Is webrtc vulnerable to network attack?

Question

I found out video quality of media streams in webrtc is notably better via UDP connections. Also data-channel is based on UDP too ( is that right ? )

Supposed two peers ( both behind NATs ) connected with each other with webrtc technology and their IP address are exposed to the public , will webrtc service be vulnerable to network attack , especially UDP flood attack ?

Answer 1

Real-time interactions like video chat prefer UDP connections over TCP connections because dropped packets over UDP will not result in a wait for retransmissions. The audio or video will simply be corrupted, and if necessary, the receiving party can ask to have something repeated. This is preferred to the interactivity being interrupted while waiting for the retransmitted packet(s).
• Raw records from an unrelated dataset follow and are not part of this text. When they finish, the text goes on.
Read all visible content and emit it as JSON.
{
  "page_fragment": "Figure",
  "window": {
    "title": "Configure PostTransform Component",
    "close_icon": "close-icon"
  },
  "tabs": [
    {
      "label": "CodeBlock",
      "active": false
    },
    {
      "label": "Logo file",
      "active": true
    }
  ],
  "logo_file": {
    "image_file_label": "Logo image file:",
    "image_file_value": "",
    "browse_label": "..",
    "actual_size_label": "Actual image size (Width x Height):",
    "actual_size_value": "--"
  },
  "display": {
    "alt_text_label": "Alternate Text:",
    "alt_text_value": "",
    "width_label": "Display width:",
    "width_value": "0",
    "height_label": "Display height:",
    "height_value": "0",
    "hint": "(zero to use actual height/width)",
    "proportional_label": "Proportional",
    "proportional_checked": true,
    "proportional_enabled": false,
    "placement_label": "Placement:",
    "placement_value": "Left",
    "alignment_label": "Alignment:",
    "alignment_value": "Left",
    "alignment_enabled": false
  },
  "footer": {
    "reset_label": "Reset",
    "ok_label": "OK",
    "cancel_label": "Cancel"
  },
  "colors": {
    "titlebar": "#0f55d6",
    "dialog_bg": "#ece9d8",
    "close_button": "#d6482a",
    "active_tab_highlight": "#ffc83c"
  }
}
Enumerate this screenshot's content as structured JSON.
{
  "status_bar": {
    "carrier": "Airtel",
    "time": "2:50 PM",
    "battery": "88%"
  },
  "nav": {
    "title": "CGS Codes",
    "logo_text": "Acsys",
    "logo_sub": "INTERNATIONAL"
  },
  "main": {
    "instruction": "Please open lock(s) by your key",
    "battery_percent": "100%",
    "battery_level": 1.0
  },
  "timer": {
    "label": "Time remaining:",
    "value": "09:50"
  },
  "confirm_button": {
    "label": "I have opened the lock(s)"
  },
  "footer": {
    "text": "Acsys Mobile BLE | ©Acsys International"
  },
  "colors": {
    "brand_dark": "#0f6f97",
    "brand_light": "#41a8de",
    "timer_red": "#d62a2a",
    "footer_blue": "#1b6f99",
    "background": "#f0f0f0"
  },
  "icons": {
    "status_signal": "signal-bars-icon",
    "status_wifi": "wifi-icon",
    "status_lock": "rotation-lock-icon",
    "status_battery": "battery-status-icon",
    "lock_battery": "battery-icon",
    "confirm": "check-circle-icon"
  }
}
WebRTC prefers UDP connections, but can also fall back to TCP connections. This is true for the data channel as well.

I am not familiar with the details of UDP flood attacks, but will try to describe relevant NAT behavior. When two peers interact from behind NATs, there is only one port open per connection on the NAT to receive packets that are passed on to the client. The external IP address of the NAT is public, but you cannot send to random ports on this IP and have packets delivered to the client. Further, there are different types of NAT behavior; it may not be sufficient to send to the port at the NAT IP to have packets sent to the client, it may also be necessary that they come from address or ports that have already interacted with the client. See NAT types. An attack can also try to overwhelm the NAT unit itself.